New tax data reveals a striking trend among Norway's highest earners. Seven of the ten individuals with the largest reported incomes last year no longer reside in the country. This exodus of top-tier wealth raises immediate questions for Norwegian tax policy and economic planning. The figures show a clear pattern of high-net-worth individuals relocating to nations with different fiscal regimes.
Carl Ove Utkilen, a 34-year-old heir to the Bergen-based shipping company Utkilen AS, topped the income list. He reported earnings of 1.84 billion Norwegian kroner. He has since moved to Milan, Italy. In second place was Kjetil Strand from Harstad, with 910 million kroner in income. He relocated to Switzerland. Shipping heir Peder Ludvig Monrad-Hansen Lorentzen, who earned 765.5 million kroner, also now lives in Switzerland.

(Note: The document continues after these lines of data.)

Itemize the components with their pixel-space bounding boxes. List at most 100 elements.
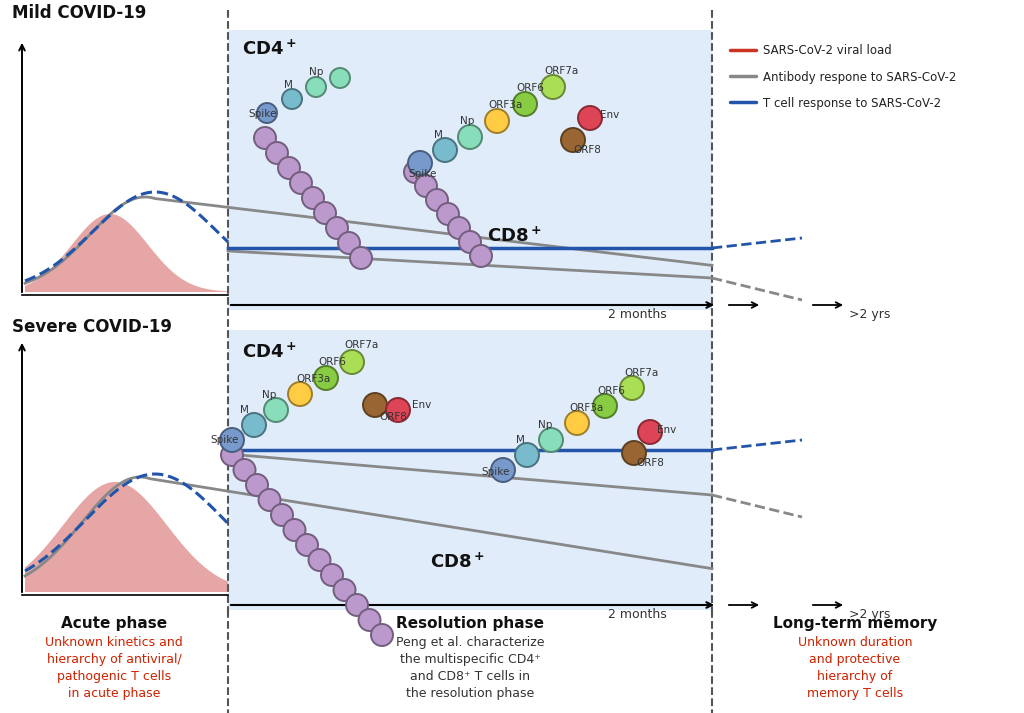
Text: Env: Env xyxy=(412,400,431,410)
Text: Env: Env xyxy=(657,425,676,435)
Text: Unknown duration: Unknown duration xyxy=(798,636,912,649)
Text: ORF6: ORF6 xyxy=(516,83,544,93)
Text: Severe COVID-19: Severe COVID-19 xyxy=(12,318,172,336)
Circle shape xyxy=(539,428,563,452)
Text: Spike: Spike xyxy=(248,109,276,119)
Text: pathogenic T cells: pathogenic T cells xyxy=(57,670,171,683)
Text: 2 months: 2 months xyxy=(607,608,667,621)
Text: $\mathbf{CD4^+}$: $\mathbf{CD4^+}$ xyxy=(242,343,297,362)
Circle shape xyxy=(404,161,426,183)
Circle shape xyxy=(258,489,281,511)
Circle shape xyxy=(257,103,278,123)
Text: in acute phase: in acute phase xyxy=(68,687,160,700)
Circle shape xyxy=(246,474,268,496)
Circle shape xyxy=(266,142,288,164)
Text: M: M xyxy=(240,405,249,415)
Circle shape xyxy=(314,202,336,224)
Text: Antibody respone to SARS-CoV-2: Antibody respone to SARS-CoV-2 xyxy=(763,71,956,83)
Text: ORF8: ORF8 xyxy=(636,458,664,468)
Circle shape xyxy=(282,89,302,109)
Circle shape xyxy=(308,549,331,571)
Circle shape xyxy=(515,443,539,467)
Circle shape xyxy=(338,232,360,254)
Circle shape xyxy=(358,609,381,631)
Text: Spike: Spike xyxy=(408,169,436,179)
Circle shape xyxy=(426,189,449,211)
Text: Mild COVID-19: Mild COVID-19 xyxy=(12,4,146,22)
Text: Spike: Spike xyxy=(481,467,509,477)
Text: >2 yrs: >2 yrs xyxy=(849,608,891,621)
Circle shape xyxy=(296,534,318,556)
Circle shape xyxy=(541,75,565,99)
Text: SARS-CoV-2 viral load: SARS-CoV-2 viral load xyxy=(763,44,892,58)
Text: Unknown kinetics and: Unknown kinetics and xyxy=(45,636,183,649)
Circle shape xyxy=(278,157,300,179)
Circle shape xyxy=(565,411,589,435)
Circle shape xyxy=(302,187,324,209)
Circle shape xyxy=(334,579,355,601)
Circle shape xyxy=(437,203,459,225)
Text: 2 months: 2 months xyxy=(607,308,667,321)
Circle shape xyxy=(284,519,305,541)
Text: Np: Np xyxy=(262,390,276,400)
Circle shape xyxy=(458,125,482,149)
Circle shape xyxy=(350,247,372,269)
Circle shape xyxy=(264,398,288,422)
Circle shape xyxy=(340,350,364,374)
Text: ORF3a: ORF3a xyxy=(569,403,603,413)
Text: ORF8: ORF8 xyxy=(573,145,601,155)
Circle shape xyxy=(221,444,243,466)
Text: M: M xyxy=(516,435,525,445)
Text: M: M xyxy=(284,80,293,90)
Text: hierarchy of antiviral/: hierarchy of antiviral/ xyxy=(47,653,181,666)
Circle shape xyxy=(578,106,602,130)
Circle shape xyxy=(290,172,312,194)
Text: the multispecific CD4⁺: the multispecific CD4⁺ xyxy=(399,653,541,666)
Bar xyxy=(228,30,712,310)
Text: and CD8⁺ T cells in: and CD8⁺ T cells in xyxy=(410,670,530,683)
Text: Np: Np xyxy=(309,67,324,77)
Circle shape xyxy=(362,393,387,417)
Circle shape xyxy=(371,624,393,646)
Text: $\mathbf{CD4^+}$: $\mathbf{CD4^+}$ xyxy=(242,40,297,59)
Circle shape xyxy=(513,92,537,116)
Circle shape xyxy=(220,428,244,452)
Circle shape xyxy=(449,217,470,239)
Circle shape xyxy=(620,376,644,400)
Circle shape xyxy=(638,420,662,444)
Text: ORF6: ORF6 xyxy=(597,386,625,396)
Text: Np: Np xyxy=(538,420,552,430)
Circle shape xyxy=(326,217,348,239)
Circle shape xyxy=(408,151,432,175)
Text: ORF7a: ORF7a xyxy=(544,66,579,76)
Circle shape xyxy=(233,459,256,481)
Bar xyxy=(228,330,712,610)
Circle shape xyxy=(415,175,437,197)
Text: T cell response to SARS-CoV-2: T cell response to SARS-CoV-2 xyxy=(763,96,941,110)
Circle shape xyxy=(321,564,343,586)
Text: Peng et al. characterize: Peng et al. characterize xyxy=(395,636,544,649)
Circle shape xyxy=(470,245,492,267)
Text: hierarchy of: hierarchy of xyxy=(817,670,893,683)
Text: Np: Np xyxy=(460,116,474,126)
Circle shape xyxy=(490,458,515,482)
Text: ORF7a: ORF7a xyxy=(344,340,378,350)
Circle shape xyxy=(622,441,646,465)
Text: Env: Env xyxy=(600,110,620,120)
Circle shape xyxy=(561,128,585,152)
Circle shape xyxy=(459,231,481,253)
Circle shape xyxy=(242,413,266,437)
Text: ORF6: ORF6 xyxy=(318,357,346,367)
Circle shape xyxy=(433,138,457,162)
Circle shape xyxy=(254,127,276,149)
Text: M: M xyxy=(434,130,442,140)
Text: >2 yrs: >2 yrs xyxy=(849,308,891,321)
Text: ORF3a: ORF3a xyxy=(296,374,331,384)
Text: Spike: Spike xyxy=(210,435,239,445)
Circle shape xyxy=(593,394,617,418)
Text: ORF7a: ORF7a xyxy=(624,368,658,378)
Text: memory T cells: memory T cells xyxy=(807,687,903,700)
Text: $\mathbf{CD8^+}$: $\mathbf{CD8^+}$ xyxy=(487,227,542,246)
Circle shape xyxy=(288,382,312,406)
Text: and protective: and protective xyxy=(809,653,900,666)
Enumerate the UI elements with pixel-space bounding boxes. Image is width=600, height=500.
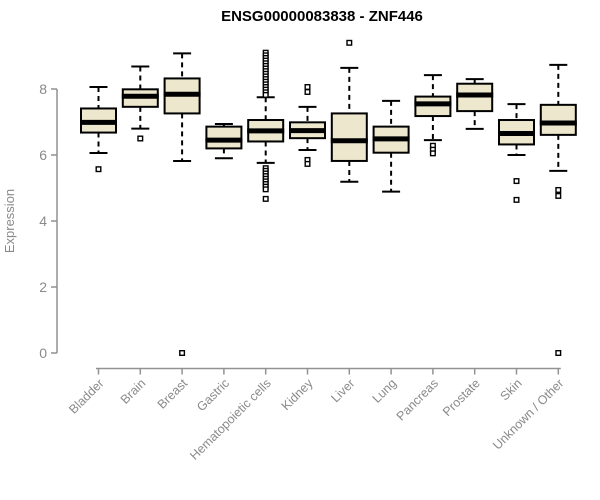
plot-area: 0 2 4 6 8 Bladder Brain Breast GastricHematopoie… xyxy=(39,39,577,463)
boxplot-brain xyxy=(121,65,159,142)
outlier-point xyxy=(262,186,269,193)
outlier-point xyxy=(262,195,269,202)
boxplot-gastric xyxy=(205,122,243,160)
x-tick-label: Bladder xyxy=(66,376,106,416)
y-tick-label: 2 xyxy=(39,279,47,295)
boxplot-hematopoietic-cells xyxy=(247,49,285,202)
boxplot-bladder xyxy=(80,86,117,173)
x-tick-label: Unknown / Other xyxy=(490,376,566,452)
outlier-point xyxy=(513,178,520,185)
iqr-box xyxy=(539,103,577,136)
outlier-point xyxy=(555,350,562,357)
x-tick-label: Breast xyxy=(155,376,191,412)
boxplot-lung xyxy=(372,99,410,193)
boxplot-kidney xyxy=(289,84,326,167)
boxplot-unknown-other xyxy=(539,63,577,357)
outlier-point xyxy=(304,160,311,167)
y-tick-label: 8 xyxy=(39,81,47,97)
outlier-point xyxy=(304,84,311,91)
x-tick-label: Skin xyxy=(498,376,525,403)
outlier-point xyxy=(304,88,311,95)
outlier-point xyxy=(429,150,436,157)
outlier-point xyxy=(95,166,102,173)
boxplot-liver xyxy=(330,39,368,183)
outlier-point xyxy=(555,186,562,193)
boxplot-prostate xyxy=(456,78,494,130)
outlier-point xyxy=(179,350,186,357)
x-tick-label: Kidney xyxy=(279,376,316,413)
y-tick-label: 4 xyxy=(39,213,47,229)
iqr-box xyxy=(205,125,243,150)
chart-title: ENSG00000083838 - ZNF446 xyxy=(221,8,423,25)
x-tick-label: Lung xyxy=(370,376,400,406)
x-tick-label: Prostate xyxy=(440,376,483,419)
boxplot-breast xyxy=(163,52,201,357)
outlier-point xyxy=(137,135,144,142)
y-tick-label: 0 xyxy=(39,345,47,361)
boxplot-skin xyxy=(498,103,535,203)
outlier-point xyxy=(513,196,520,203)
y-axis-title: Expression xyxy=(2,189,17,253)
outlier-point xyxy=(262,91,269,98)
x-tick-label: Pancreas xyxy=(394,376,441,423)
x-tick-label: Liver xyxy=(328,376,357,405)
boxplot-pancreas xyxy=(414,74,452,157)
iqr-box xyxy=(330,112,368,162)
x-tick-label: Gastric xyxy=(194,376,232,414)
y-tick-label: 6 xyxy=(39,147,47,163)
outlier-point xyxy=(555,192,562,199)
x-tick-label: Hematopoietic cells xyxy=(187,376,274,463)
x-tick-label: Brain xyxy=(118,376,149,407)
outlier-point xyxy=(346,39,353,46)
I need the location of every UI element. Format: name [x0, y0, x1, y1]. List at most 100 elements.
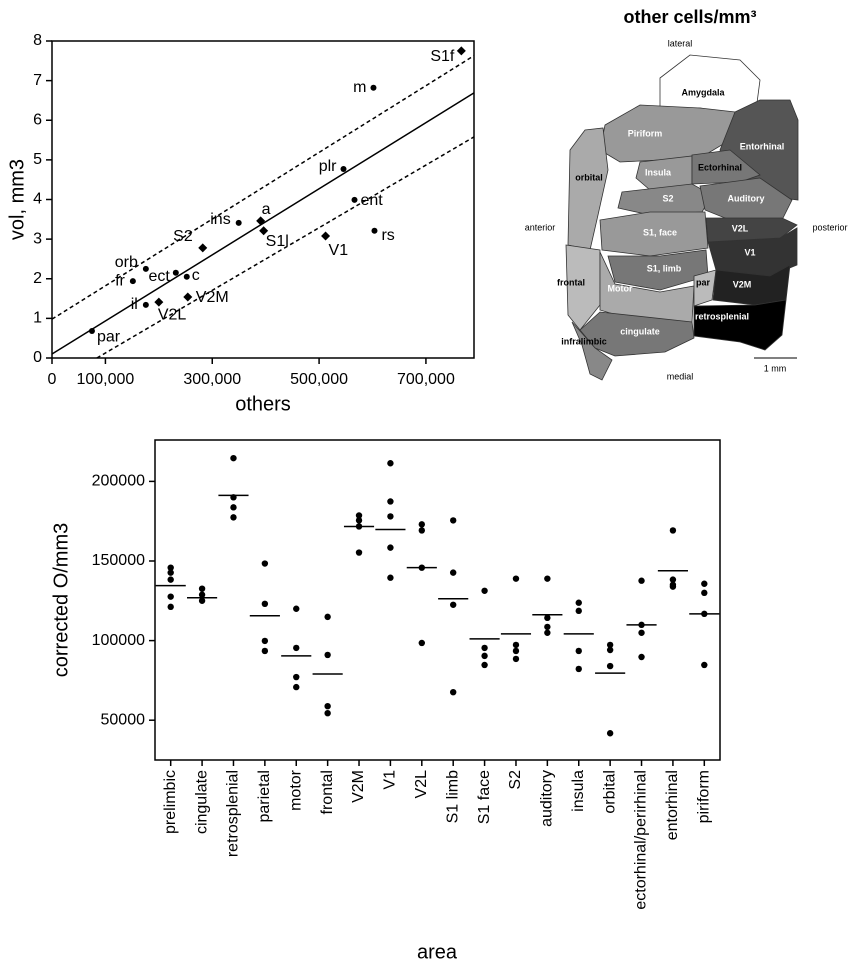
dot	[355, 517, 363, 524]
plot-frame	[51, 40, 475, 359]
x-axis-label: others	[235, 393, 291, 415]
dot	[481, 661, 488, 669]
dot	[669, 576, 677, 583]
dot	[387, 574, 394, 581]
regions	[565, 54, 799, 381]
point	[351, 196, 358, 203]
dot	[701, 661, 708, 669]
dot	[481, 652, 488, 660]
y-tick-label: 5	[33, 151, 42, 168]
x-tick-label: insula	[570, 770, 587, 812]
dot	[167, 569, 174, 576]
plot-frame	[154, 439, 721, 761]
point	[172, 269, 179, 276]
region-label: V2L	[732, 223, 749, 233]
dot	[198, 591, 206, 598]
point	[340, 165, 347, 172]
dot	[544, 623, 551, 631]
point	[371, 227, 378, 234]
dot	[324, 613, 331, 621]
brain-map: other cells/mm³ lateral anterior posteri…	[525, 7, 848, 382]
y-tick-label: 200000	[92, 473, 145, 490]
y-axis-label: vol, mm3	[6, 159, 28, 240]
dot	[293, 644, 300, 652]
dot	[324, 651, 331, 659]
point-label: a	[262, 201, 271, 218]
point-label: par	[97, 328, 121, 345]
dot	[481, 644, 488, 652]
x-tick-label: entorhinal	[664, 770, 681, 840]
point-label: V1	[329, 242, 349, 259]
dot	[261, 647, 269, 655]
region-label: Entorhinal	[740, 141, 785, 151]
point-label: c	[192, 267, 200, 284]
region-label: S1, face	[643, 227, 677, 237]
point	[88, 328, 95, 335]
y-tick-label: 8	[33, 32, 42, 49]
dot	[575, 665, 582, 673]
dot	[261, 560, 269, 567]
dot	[387, 498, 394, 505]
dot	[167, 564, 174, 571]
x-tick-label: 100,000	[76, 371, 134, 388]
region-label: par	[696, 277, 711, 287]
region	[599, 211, 709, 257]
x-tick-label: motor	[287, 769, 304, 811]
point-label: m	[353, 79, 366, 96]
y-axis-label: corrected O/mm3	[50, 523, 72, 677]
y-tick-label: 4	[33, 191, 42, 208]
map-title: other cells/mm³	[623, 7, 756, 27]
point-label: S1l	[266, 233, 289, 250]
x-tick-label: V2L	[413, 770, 430, 799]
point	[370, 84, 377, 91]
orientation-label: anterior	[525, 222, 556, 232]
dot	[449, 517, 457, 524]
dot	[512, 641, 520, 649]
point-label: ent	[361, 192, 384, 209]
dot	[387, 513, 394, 520]
dot	[418, 639, 426, 647]
region-label: orbital	[575, 172, 603, 182]
y-tick-label: 1	[33, 310, 42, 327]
x-tick-label: 700,000	[397, 371, 455, 388]
region-label: cingulate	[620, 326, 660, 336]
y-tick-label: 3	[33, 230, 42, 247]
point	[154, 297, 164, 307]
dot	[324, 709, 331, 717]
region-label: S1, limb	[647, 263, 682, 273]
point-label: S2	[173, 228, 193, 245]
point-label: plr	[319, 158, 337, 175]
dot	[355, 512, 363, 519]
dot	[418, 521, 426, 528]
x-tick-label: 300,000	[183, 371, 241, 388]
point	[129, 278, 136, 285]
dot	[638, 629, 645, 636]
region-label: retrosplenial	[695, 311, 749, 321]
dot	[544, 575, 551, 582]
y-tick-label: 100000	[92, 632, 145, 649]
x-tick-label: V1	[382, 770, 399, 790]
dot	[324, 702, 331, 710]
scale-label: 1 mm	[764, 363, 787, 373]
point-label: orb	[115, 254, 138, 271]
point-label: rs	[381, 227, 394, 244]
x-axis-label: area	[417, 941, 458, 963]
region-label: Auditory	[728, 193, 765, 203]
dot	[167, 576, 174, 583]
dot	[481, 587, 488, 594]
y-tick-label: 2	[33, 270, 42, 287]
point-label: V2L	[158, 306, 187, 323]
point-label: V2M	[196, 289, 229, 306]
region-label: Insula	[645, 167, 672, 177]
region	[705, 217, 798, 243]
x-tick-label: auditory	[539, 770, 556, 827]
y-tick-label: 7	[33, 72, 42, 89]
dot	[606, 646, 614, 654]
point-label: S1f	[430, 48, 455, 65]
dot	[230, 514, 237, 521]
point	[456, 46, 466, 56]
dot	[449, 688, 457, 696]
dot	[355, 549, 363, 556]
dot	[198, 597, 206, 604]
point	[142, 301, 149, 308]
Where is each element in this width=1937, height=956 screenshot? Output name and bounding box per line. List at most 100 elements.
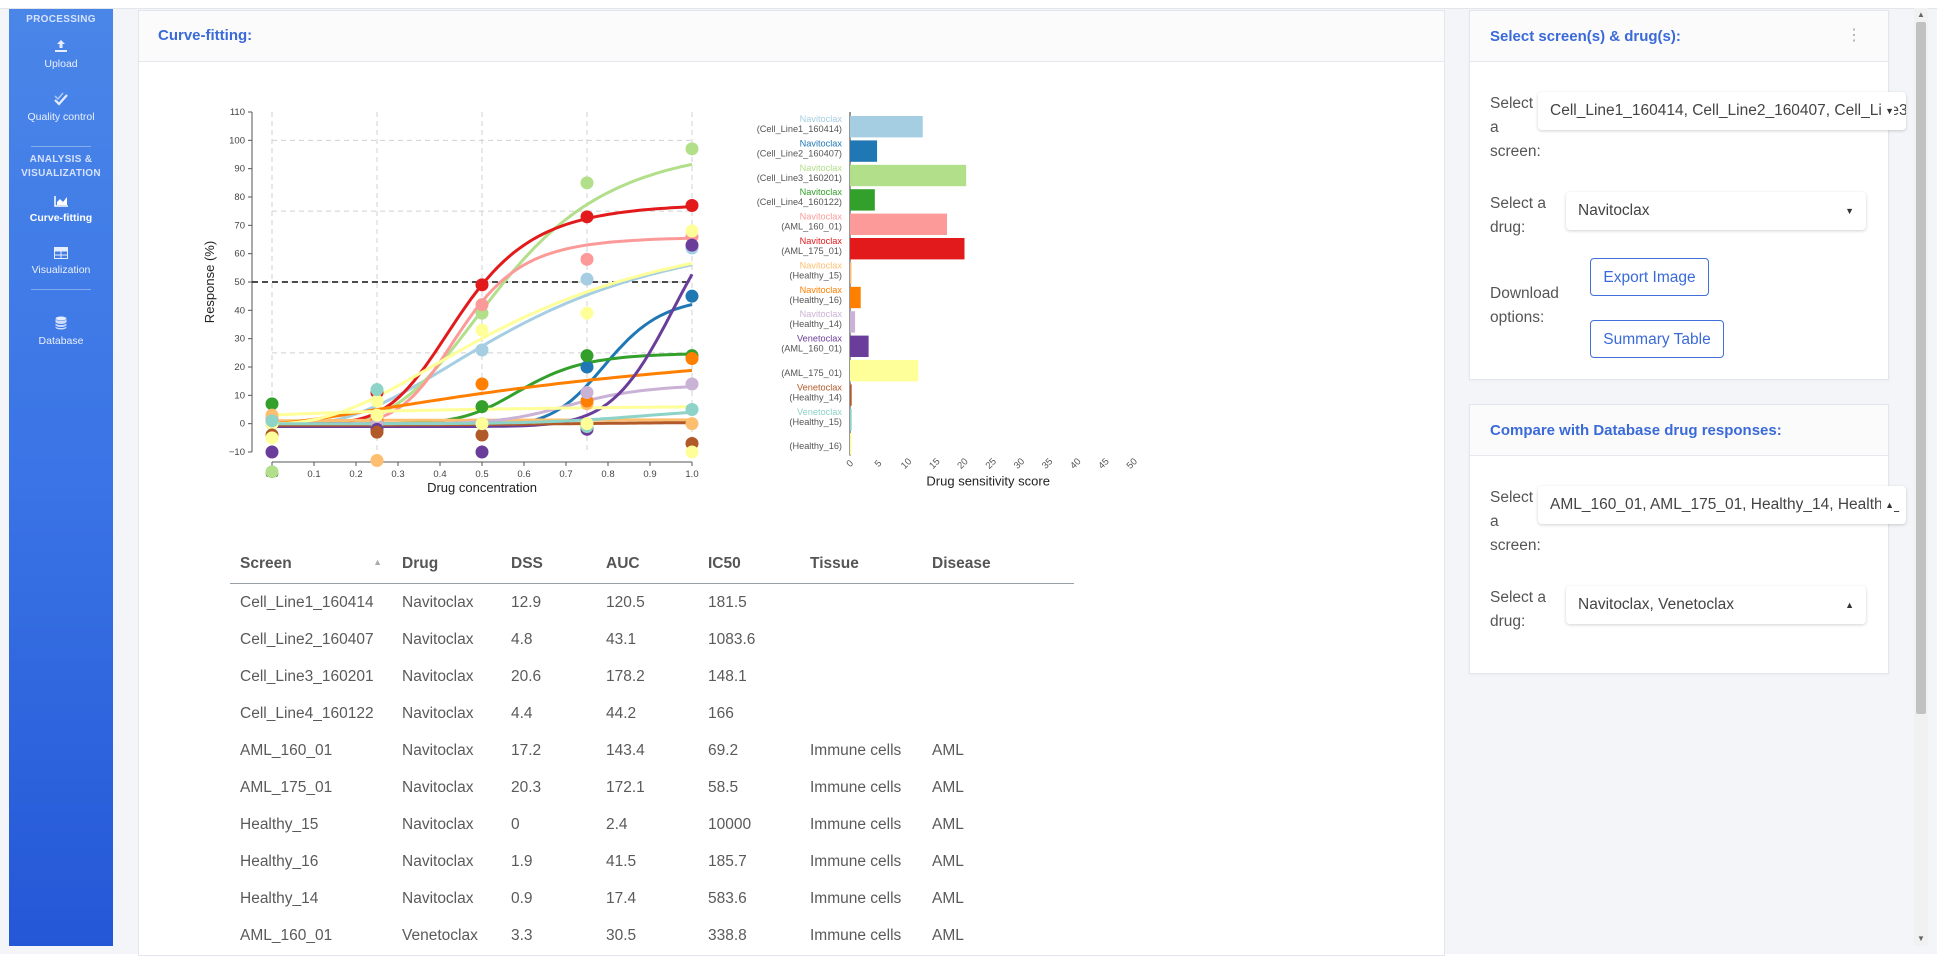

The most prominent name on the list is industrialist Kjell Inge Røkke. He earned 518.8 million kroner, placing fourth. Røkke moved abroad in the previous year and now has no registered fortune in Norway. Other departures include tech entrepreneur Andre Backen, who moved to California, and Ståle Schumacher of Domeneshop, who relocated to Switzerland. Pig farmer Ove Henrik Mørk Eek now resides in Latvia.
Only three of the top ten earners remain in Norway. All three are heirs to major family fortunes. Oscar Alexander Garmann Wilhelmsen of the Wilhelmsen shipping dynasty earned 504.3 million kroner. Else Helene Sundt, a shipping heiress, earned 302.5 million kroner. Katharina Kvasnes Andresen of the Ferd investment group earned 259 million kroner.
This trend directly impacts Norway's tax base. The individuals who left paid substantial sums before their departure. Røkke paid 90.5 million kroner in tax, Utkilen paid 694.8 million, and Strand paid 337.7 million. Their future contributions will be collected by other jurisdictions. The debate over wealth taxation and competitiveness is not new in Norwegian politics. These figures provide fresh fuel for that discussion in the Storting.
Some politicians argue high tax rates drive away the talent and capital needed for investment. Others contend that a fair society requires a progressive tax system. The loss of such significant declared income poses a practical challenge for long-term fiscal forecasts. It also touches on national sentiment regarding commitment to the Norwegian social model.
The data underscores a global reality. Extreme mobility of capital and talent allows the wealthy to choose their tax domicile. For a nation like Norway, with a robust welfare state funded by high taxation, this creates a persistent tension. The government must balance equity with economic dynamism. This latest tax list makes that balancing act more visible than ever. The policy implications will be debated in committee rooms in Oslo for months to come.